Deborah Matthews, Gets It Done.
A Commitment to Equity and Community
Deborah is a firm believer that politics is personal. For more than 30 years, Deborah has been active in advancing the economic well-being of her neighbors in Berkeley. As the Chair of the Berkeley Zoning Board and Housing Commission, and Vice-Chair of the Planning Commission over a span of 30 years, she helped establish countless small businesses in Berkeley. She is the first female African-American unanimously elected to serve as the President of the Berkeley Democratic Club, in its 85-year history, the BDC is Alameda County’s oldest and largest Democratic club. Her background in political science and business as an alumna at The Ohio State University, a real estate broker and educator has afforded her expertise in equitable and people-centric community development.

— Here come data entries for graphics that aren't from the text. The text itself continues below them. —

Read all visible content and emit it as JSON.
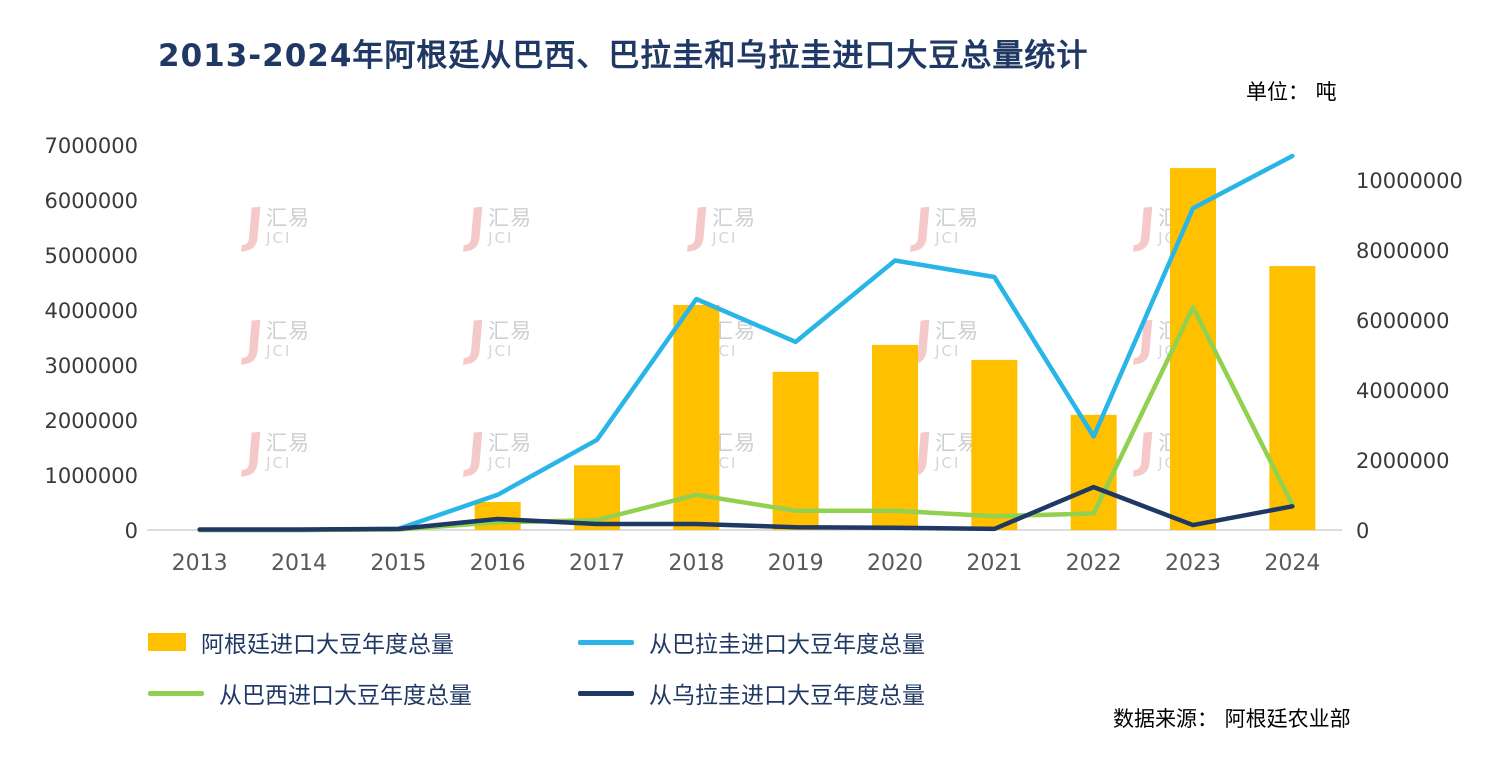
{
  "title": "2013-2024年阿根廷从巴西、巴拉圭和乌拉圭进口大豆总量统计",
  "unit_label": "单位： 吨",
  "source": "数据来源：  阿根廷农业部",
  "watermark": {
    "cn": "汇易",
    "en": "JCI"
  },
  "colors": {
    "title": "#1F3864",
    "bar": "#FFC000",
    "paraguay_line": "#2AB5E9",
    "brazil_line": "#92D050",
    "uruguay_line": "#1F3864",
    "baseline": "#D2D2D2",
    "left_axis_text": "#3A3A3A",
    "x_axis_text": "#595959"
  },
  "chart_data": {
    "type": "bar",
    "subtype": "bar+line combo, dual axis",
    "title": "2013-2024年阿根廷从巴西、巴拉圭和乌拉圭进口大豆总量统计",
    "xlabel": "",
    "ylabel": "吨",
    "grid": false,
    "legend_position": "bottom",
    "categories": [
      "2013",
      "2014",
      "2015",
      "2016",
      "2017",
      "2018",
      "2019",
      "2020",
      "2021",
      "2022",
      "2023",
      "2024"
    ],
    "left_axis": {
      "min": 0,
      "max": 7000000,
      "step": 1000000,
      "tick_labels": [
        "0",
        "1000000",
        "2000000",
        "3000000",
        "4000000",
        "5000000",
        "6000000",
        "7000000"
      ]
    },
    "right_axis": {
      "min": 0,
      "max": 10000000,
      "step": 2000000,
      "tick_labels": [
        "0",
        "2000000",
        "4000000",
        "6000000",
        "8000000",
        "10000000"
      ]
    },
    "series": [
      {
        "name": "阿根廷进口大豆年度总量",
        "type": "bar",
        "axis": "right",
        "color": "#FFC000",
        "values": [
          0,
          0,
          0,
          800000,
          1850000,
          6430000,
          4520000,
          5290000,
          4860000,
          3290000,
          10340000,
          7540000
        ]
      },
      {
        "name": "从巴拉圭进口大豆年度总量",
        "type": "line",
        "axis": "left",
        "color": "#2AB5E9",
        "values": [
          0,
          0,
          20000,
          640000,
          1640000,
          4200000,
          3420000,
          4900000,
          4600000,
          1700000,
          5850000,
          6800000
        ]
      },
      {
        "name": "从巴西进口大豆年度总量",
        "type": "line",
        "axis": "left",
        "color": "#92D050",
        "values": [
          0,
          0,
          10000,
          140000,
          180000,
          640000,
          350000,
          350000,
          250000,
          300000,
          4050000,
          460000
        ]
      },
      {
        "name": "从乌拉圭进口大豆年度总量",
        "type": "line",
        "axis": "left",
        "color": "#1F3864",
        "values": [
          10000,
          10000,
          20000,
          200000,
          110000,
          110000,
          50000,
          40000,
          20000,
          780000,
          90000,
          430000
        ]
      }
    ]
  }
}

Deborah’s comprehensive knowledge of city government and its complex processes have enabled her to lead the development of affordable housing for seniors, students, formerly incarcerated neighbors, and low-income families. She has actively confronted the historic inequities in her community by demanding quality assurance construction and abundant amenities in the neighborhoods of our city that have suffered from the worst consequences of disinvestment and neglect.

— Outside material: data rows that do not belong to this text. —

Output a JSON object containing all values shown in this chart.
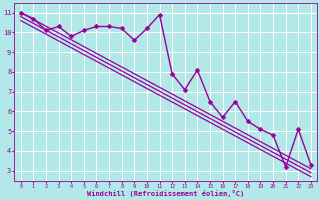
{
  "title": "",
  "xlabel": "Windchill (Refroidissement éolien,°C)",
  "ylabel": "",
  "bg_color": "#b2e8e8",
  "line_color": "#990099",
  "grid_color": "#ffffff",
  "xmin": -0.5,
  "xmax": 23.5,
  "ymin": 2.5,
  "ymax": 11.5,
  "yticks": [
    3,
    4,
    5,
    6,
    7,
    8,
    9,
    10,
    11
  ],
  "xticks": [
    0,
    1,
    2,
    3,
    4,
    5,
    6,
    7,
    8,
    9,
    10,
    11,
    12,
    13,
    14,
    15,
    16,
    17,
    18,
    19,
    20,
    21,
    22,
    23
  ],
  "series": [
    {
      "x": [
        0,
        1,
        2,
        3,
        4,
        5,
        6,
        7,
        8,
        9,
        10,
        11,
        12,
        13,
        14,
        15,
        16,
        17,
        18,
        19,
        20,
        21,
        22,
        23
      ],
      "y": [
        11.0,
        10.7,
        10.1,
        10.3,
        9.8,
        10.1,
        10.3,
        10.3,
        10.2,
        9.6,
        10.2,
        10.9,
        7.9,
        7.1,
        8.1,
        6.5,
        5.7,
        6.5,
        5.5,
        5.1,
        4.8,
        3.2,
        5.1,
        3.3
      ],
      "marker": "D",
      "linewidth": 1.0,
      "markersize": 2.5,
      "has_marker": true
    },
    {
      "x": [
        0,
        23
      ],
      "y": [
        11.0,
        3.1
      ],
      "marker": null,
      "linewidth": 0.9,
      "markersize": 0,
      "has_marker": false
    },
    {
      "x": [
        0,
        23
      ],
      "y": [
        10.8,
        2.9
      ],
      "marker": null,
      "linewidth": 0.9,
      "markersize": 0,
      "has_marker": false
    },
    {
      "x": [
        0,
        23
      ],
      "y": [
        10.6,
        2.7
      ],
      "marker": null,
      "linewidth": 0.9,
      "markersize": 0,
      "has_marker": false
    }
  ]
}
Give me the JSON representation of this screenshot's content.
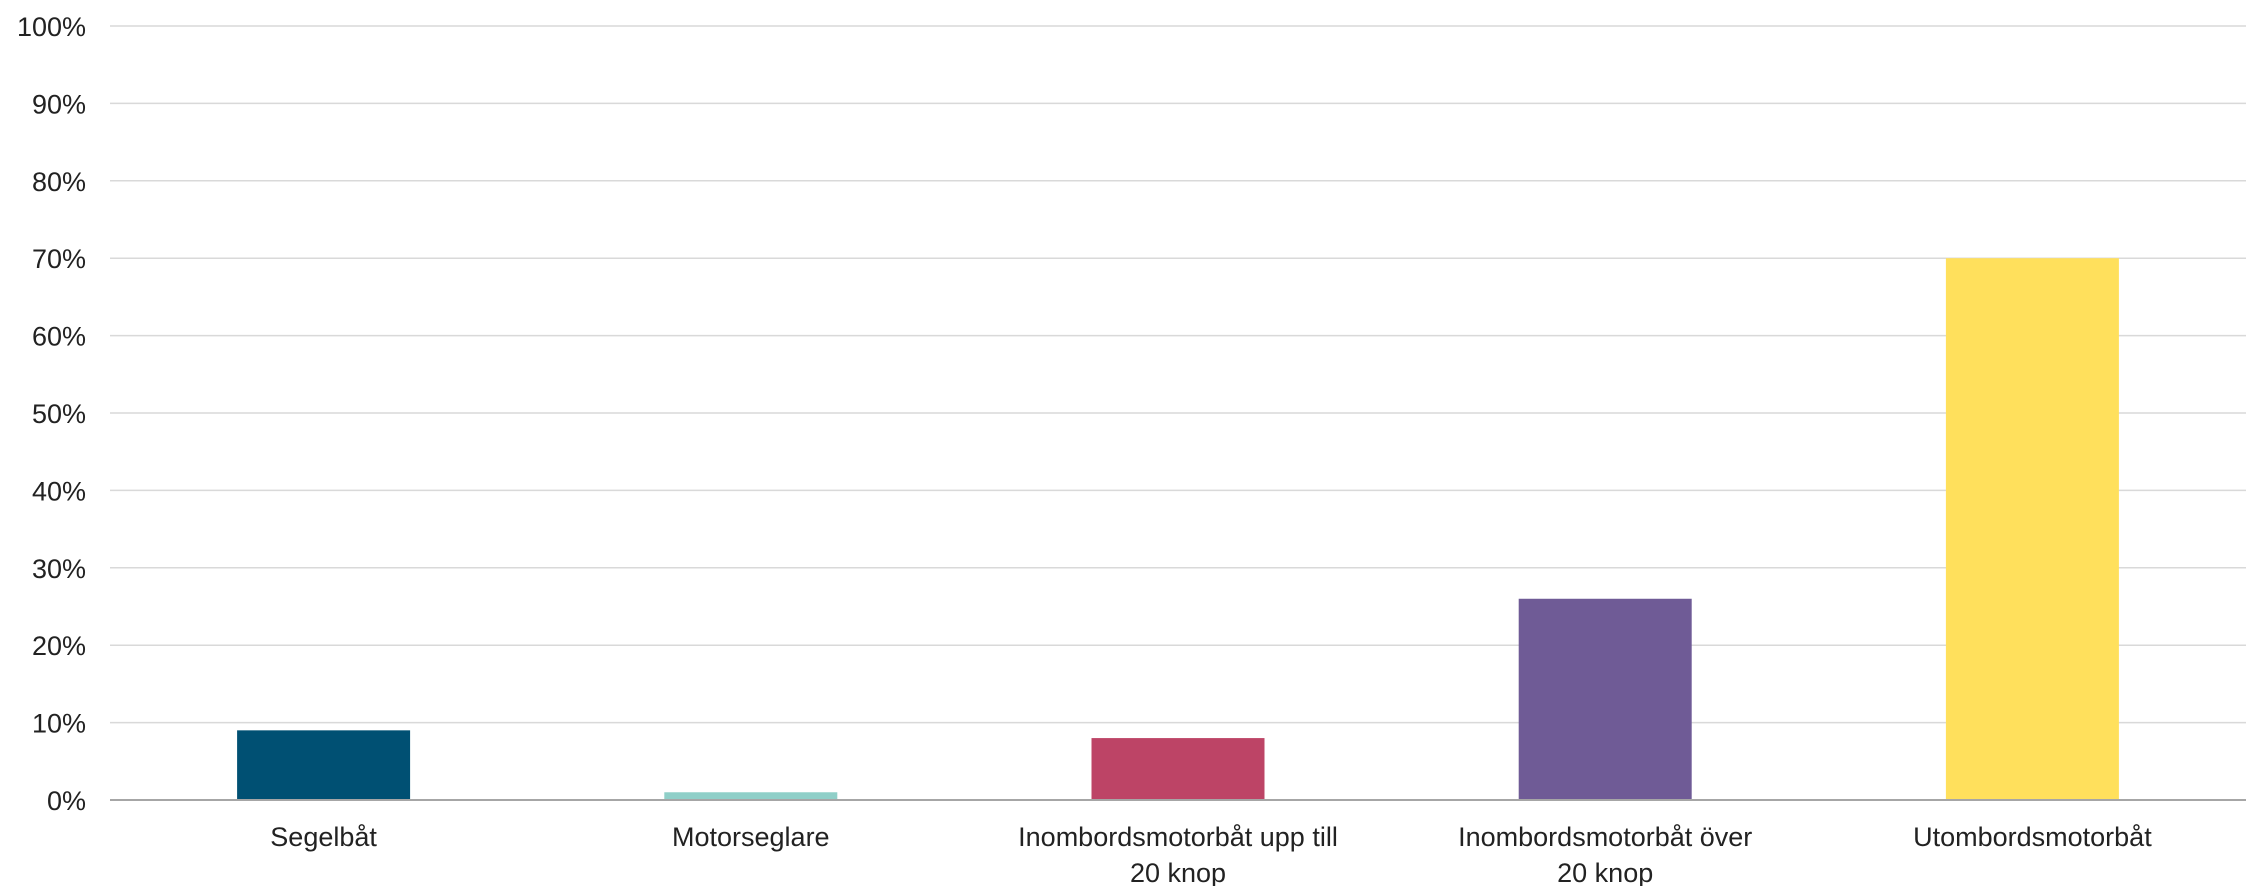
{
  "chart_data": {
    "type": "bar",
    "title": "",
    "xlabel": "",
    "ylabel": "",
    "ylim": [
      0,
      100
    ],
    "y_ticks": [
      {
        "value": 0,
        "label": "0%"
      },
      {
        "value": 10,
        "label": "10%"
      },
      {
        "value": 20,
        "label": "20%"
      },
      {
        "value": 30,
        "label": "30%"
      },
      {
        "value": 40,
        "label": "40%"
      },
      {
        "value": 50,
        "label": "50%"
      },
      {
        "value": 60,
        "label": "60%"
      },
      {
        "value": 70,
        "label": "70%"
      },
      {
        "value": 80,
        "label": "80%"
      },
      {
        "value": 90,
        "label": "90%"
      },
      {
        "value": 100,
        "label": "100%"
      }
    ],
    "grid": true,
    "legend": "none",
    "categories": [
      [
        "Segelbåt"
      ],
      [
        "Motorseglare"
      ],
      [
        "Inombordsmotorbåt upp till",
        "20 knop"
      ],
      [
        "Inombordsmotorbåt över",
        "20 knop"
      ],
      [
        "Utombordsmotorbåt"
      ]
    ],
    "values": [
      9,
      1,
      8,
      26,
      70
    ],
    "colors": [
      "#005073",
      "#8fcfc8",
      "#bd4466",
      "#6f5b96",
      "#ffe05c"
    ]
  }
}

Deborah is committed to uniting South Berkeley by listening and responding to the concerns of all of our neighbors. As your city council member, Deborah will keep residents, families and their collective dreams at the center of her efforts.

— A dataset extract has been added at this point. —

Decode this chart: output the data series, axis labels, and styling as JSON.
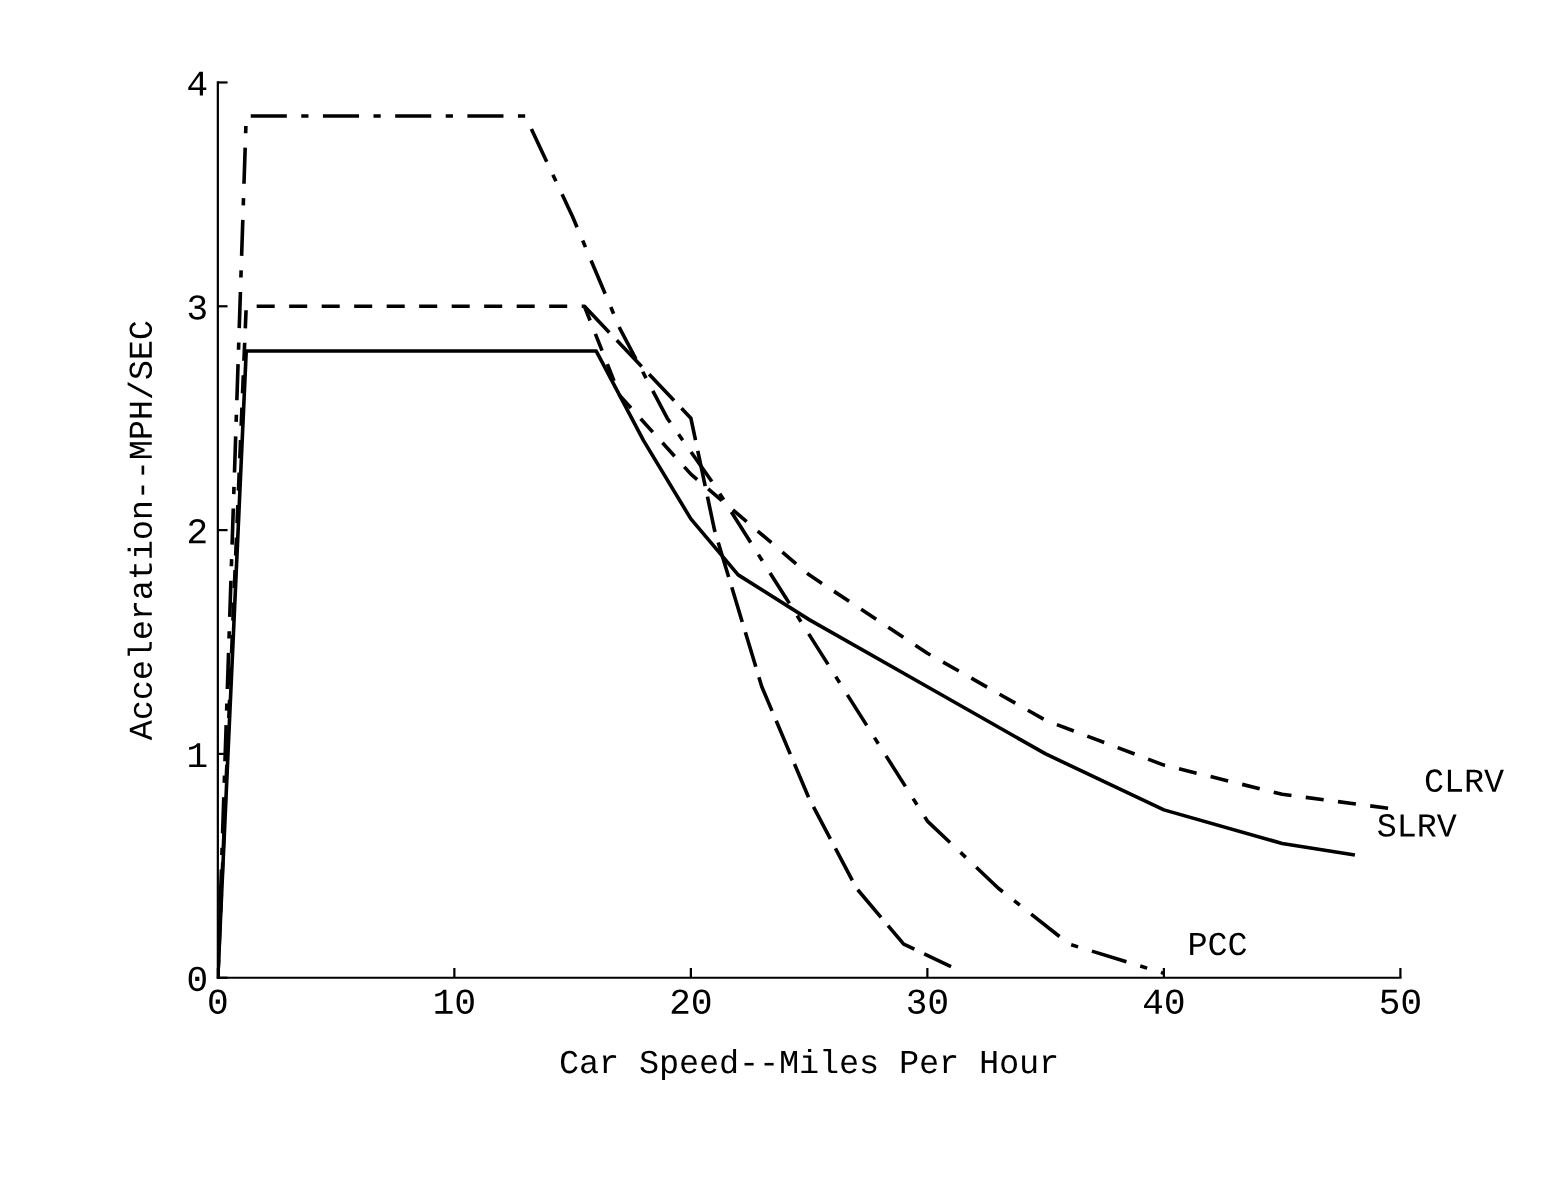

A politics worthy of their hope and support. Deborah will bring her knowledge, integrity, passion, and unwavering commitment to justice to help ensure South Berkeley is a safe, affordable, and economically thriving community for everyone.
A Childhood Activist
Like most of the communities in 1960’s America, Deborah’s rural Ohio hometown was segregated. From a young age, she was deeply aware of the everyday struggles and careful movements of her tirelessly devoted and hardworking parents.
When her parents were denied a home loan in the predominantly white neighborhood, her mother and father organized their community to pressure the local banks to adopt fair lending practices for home loans and defend African Americans’ rights to purchase a property. When Deborah and the neighborhood children wanted to be included in the summer recreation activities, her family demanded pools be opened up to black children.
With the support of her community and parents, at just 9 years old, she stood in front of the local YMCA’s all-white board of directors and asked to be the first person of color to use the segregated pool and become a member at the whites-only YMCA. Years later, Deborah became a certified lifeguard.
These childhood experiences opened Deborah’s eyes to the power of organizing for — and achieving — meaningful change. Deborah learned that her voice had power. As a young leader she committed to overcoming the ugly politics of racism and exclusion, she knew she had to take action to achieve her goals and the vision of justice for everyone.